Do mesmo modo, Sofia também carrega um mistério. Quando a amiga Glória vê a foto de um menino muito parecido com ela e pergunta quem é, Sofia diz que é um primo. Depois, esse primo vira um irmão que morreu. Depois… Não cabe antecipar aqui. Basta dizer que a revelação é tão surpreendente quanto delicada.
Romance de formação
Toda a poesia de A natureza das coisas invisíveis provém da ideia de que a fantasia (sobretudo a infantil, mas também a dos adultos e idosos) produz realidade. Crianças conversam com bonecos, têm amigos imaginários, transformam um lápis num foguete supersônico. A bisavó de Sofia também vê gente ausente, interage com mortos, reinstaura o passado.
O filme tem sido descrito como um “romance de formação” (ou coming of age, na expressão colonizada em voga), mas talvez o aprendizado maior nessa história seja o das mães, levadas a aprender com as filhas e os idosos a transcender a realidade prosaica do cotidiano e enxergar “as coisas invisíveis” a que se refere o título. O grande sortilégio do cinema – e de toda arte – talvez seja justamente esse: tornar visível o que a imaginação inventa. Como dizia Ferreira Gullar, a vida não basta.
Faltou dizer que A natureza das coisas invisíveis alcança essa proeza graças a um roteiro engenhoso, a uma decupagem precisa e, principalmente, a um elenco de primeira, em que se destacam as duas meninas protagonistas, não menos que fabulosas.

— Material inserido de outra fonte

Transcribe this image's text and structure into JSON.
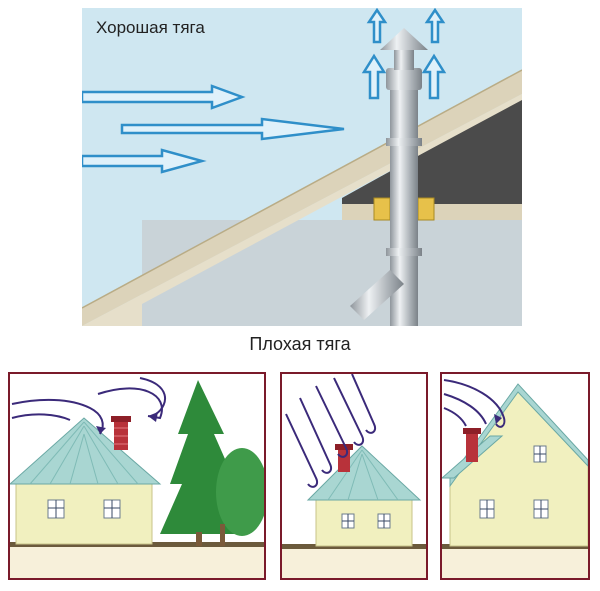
{
  "top": {
    "title": "Хорошая тяга"
  },
  "bottom": {
    "title": "Плохая тяга"
  },
  "colors": {
    "sky": "#cfe7f1",
    "wind_arrow": "#2f8fc9",
    "roof_beige": "#dcd3ba",
    "attic_dark": "#4a4a4a",
    "ceiling_gray": "#c9d3d8",
    "pipe_steel": "#b9bfc4",
    "frame_border": "#7a1a2a",
    "chimney_brick": "#b8323a",
    "house_wall": "#f1f0bf",
    "roof_teal": "#a9d6d2",
    "tree_green": "#2e8a3a",
    "airflow_purple": "#3b2a7a"
  },
  "scenarios": [
    {
      "id": "good",
      "label": "Хорошая тяга"
    },
    {
      "id": "bad-trees",
      "label": "Плохая тяга"
    },
    {
      "id": "bad-precipitation",
      "label": "Плохая тяга"
    },
    {
      "id": "bad-higher-roof",
      "label": "Плохая тяга"
    }
  ]
}
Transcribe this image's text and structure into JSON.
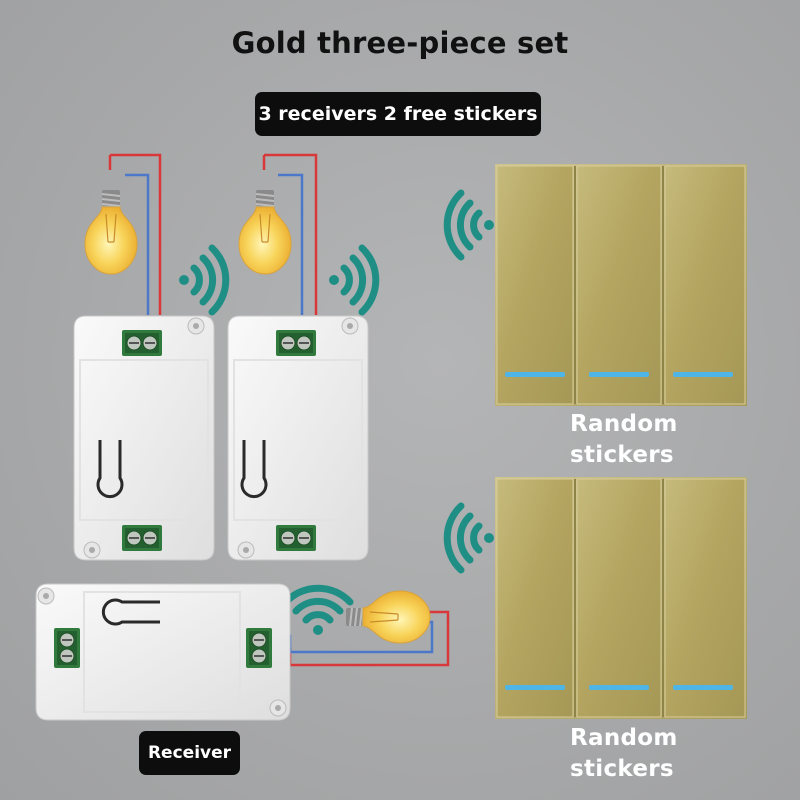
{
  "title": "Gold three-piece set",
  "badge": "3 receivers 2 free stickers",
  "receiver_label": "Receiver",
  "sticker_label_1": [
    "Random",
    "stickers"
  ],
  "sticker_label_2": [
    "Random",
    "stickers"
  ],
  "colors": {
    "background": "#a9aaab",
    "gold_panel": "#b9ac6a",
    "indicator": "#4fb5e6",
    "wifi_signal": "#1f8f86",
    "receiver_body": "#eeeeee",
    "terminal": "#2f7a3c",
    "wire_live": "#d8383a",
    "wire_neutral": "#4b78c9",
    "bulb": "#f5cf4d"
  },
  "icons": [
    "bulb-icon",
    "wifi-signal-icon",
    "wall-switch-panel",
    "receiver-module"
  ]
}
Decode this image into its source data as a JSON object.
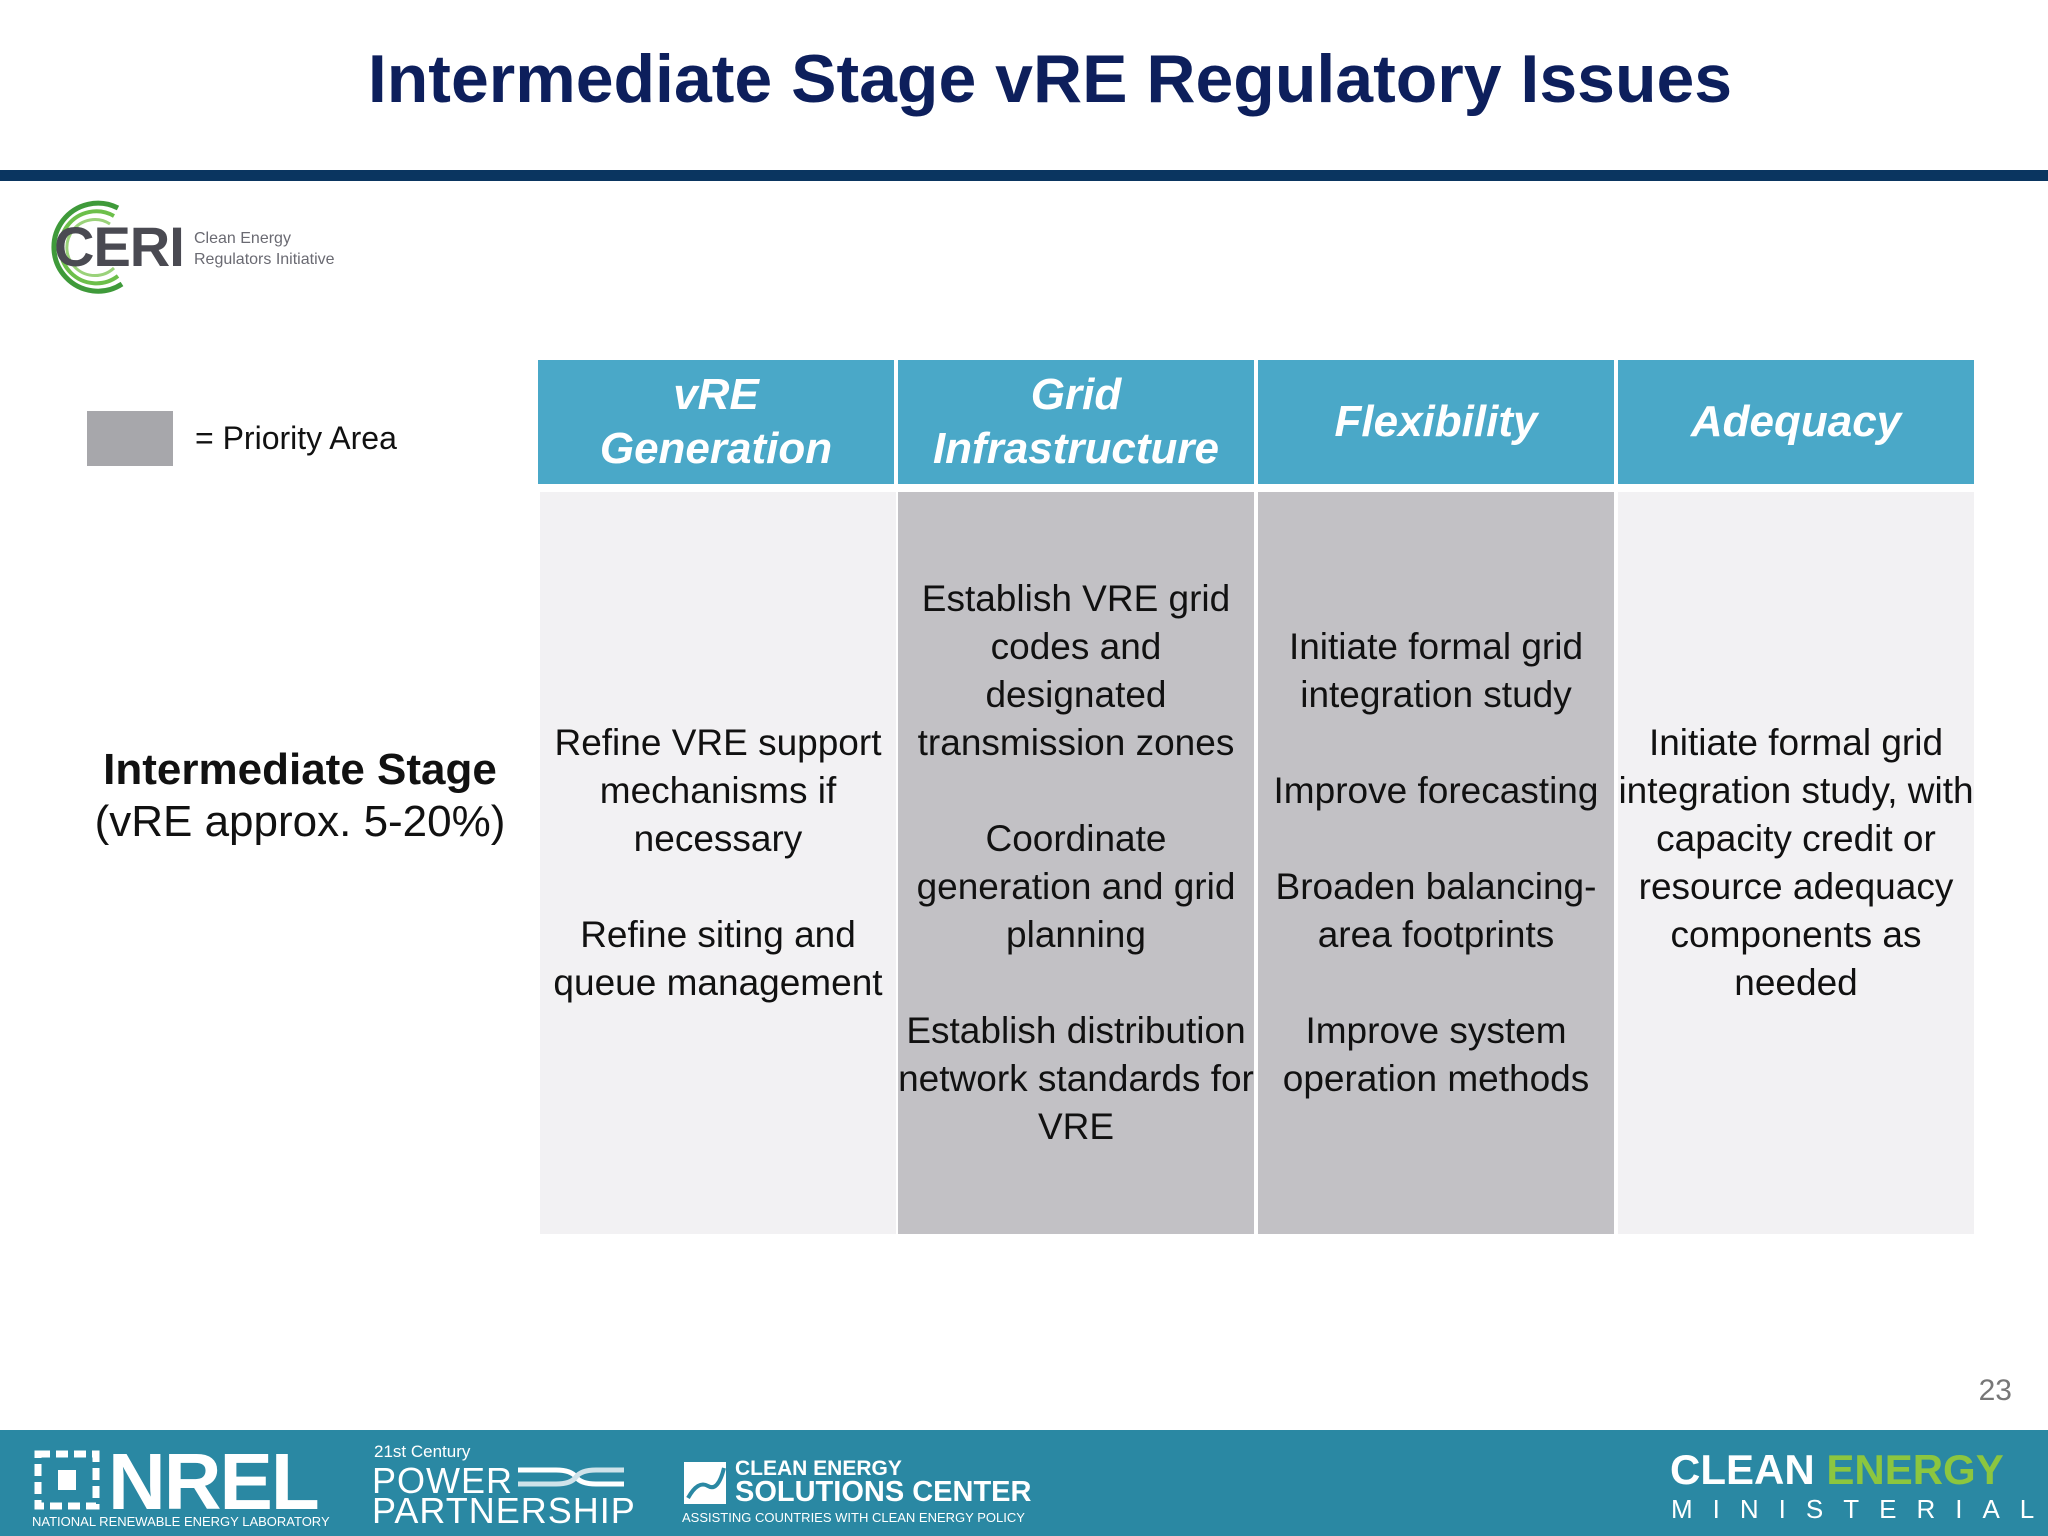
{
  "slide": {
    "title": "Intermediate Stage vRE Regulatory Issues",
    "page_number": "23"
  },
  "logo_ceri": {
    "mark": "CERI",
    "sub_line1": "Clean Energy",
    "sub_line2": "Regulators Initiative"
  },
  "legend": {
    "swatch_color": "#a7a7ab",
    "label": "= Priority Area"
  },
  "stage": {
    "name": "Intermediate Stage",
    "range": "(vRE approx. 5-20%)"
  },
  "table": {
    "header_color": "#4aa8c8",
    "priority_color": "#c2c1c5",
    "normal_color": "#f2f1f3",
    "columns": [
      {
        "header_line1": "vRE",
        "header_line2": "Generation",
        "priority": false,
        "items": [
          "Refine VRE support mechanisms if necessary",
          "Refine siting and queue management"
        ]
      },
      {
        "header_line1": "Grid",
        "header_line2": "Infrastructure",
        "priority": true,
        "items": [
          "Establish VRE grid codes and designated transmission zones",
          "Coordinate generation and grid planning",
          "Establish distribution network standards for VRE"
        ]
      },
      {
        "header_line1": "Flexibility",
        "header_line2": "",
        "priority": true,
        "items": [
          "Initiate formal grid integration study",
          "Improve forecasting",
          "Broaden balancing-area footprints",
          "Improve system operation methods"
        ]
      },
      {
        "header_line1": "Adequacy",
        "header_line2": "",
        "priority": false,
        "items": [
          "Initiate formal grid integration study, with capacity credit or resource adequacy components as needed"
        ]
      }
    ]
  },
  "footer": {
    "bg_color": "#2a88a3",
    "nrel_mark": "NREL",
    "nrel_sub": "NATIONAL RENEWABLE ENERGY LABORATORY",
    "pp_small": "21st Century",
    "pp_line1": "POWER",
    "pp_line2": "PARTNERSHIP",
    "cesc_line1": "CLEAN ENERGY",
    "cesc_line2": "SOLUTIONS CENTER",
    "cesc_tag": "ASSISTING COUNTRIES WITH CLEAN ENERGY POLICY",
    "cem_word1": "CLEAN",
    "cem_word2": "ENERGY",
    "cem_line2": "MINISTERIAL",
    "accent_color": "#8cc63f"
  }
}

Genocídio visto por dentro
Entra em cartaz também um documentário singular e terrível: Guarde o coração na palma da mão e caminhe, dirigido pela iraniana desterrada Sepideh Farsi. Logo de início, a própria diretora conta que tentou entrar em Gaza para fazer seu filme, mas foi impedida pelos bloqueios israelenses. Na impossibilidade de registrar in loco o que se passava ali, ela consegue contato com uma jovem fotógrafa palestina, Fatma (ou Fatem) Hassouna, de 24 anos, e as duas passam a conversar com imagem pelo celular.
O documentário se resume a essas conversas, em que Fatma mostra a Sepideh o que a cerca, no norte de Gaza: sua casa, os abrigos onde se refugia, a fumaça das bombas através de sua janela. Mostra também as fotos que faz em suas incursões às ruas da cidade devastada, ao mesmo tempo em que fala sobre a falta de comida e contabiliza seus mortos: ontem uma tia, hoje um primo, a família inteira dos vizinhos.
Forma-se rapidamente um laço afetivo forte entre as duas mulheres. Apesar de todos os dramas e percalços, Fatma se ilumina num sorriso cada vez que Sepideh a chama para conversar. Sepideh diz que tem uma filha da idade de Fatma e conta que não pode voltar ao Irã para não ser presa. Fala de suas viagens pelo mundo e, na última conversa, dá a Fatma a notícia de que o documentário vai passar no festival de Cannes. Quem sabe as duas conseguem ir juntas ao evento? Corta para uma cartela informativa. Quem mantiver os olhos enxutos depois dela já perdeu a humanidade faz tempo.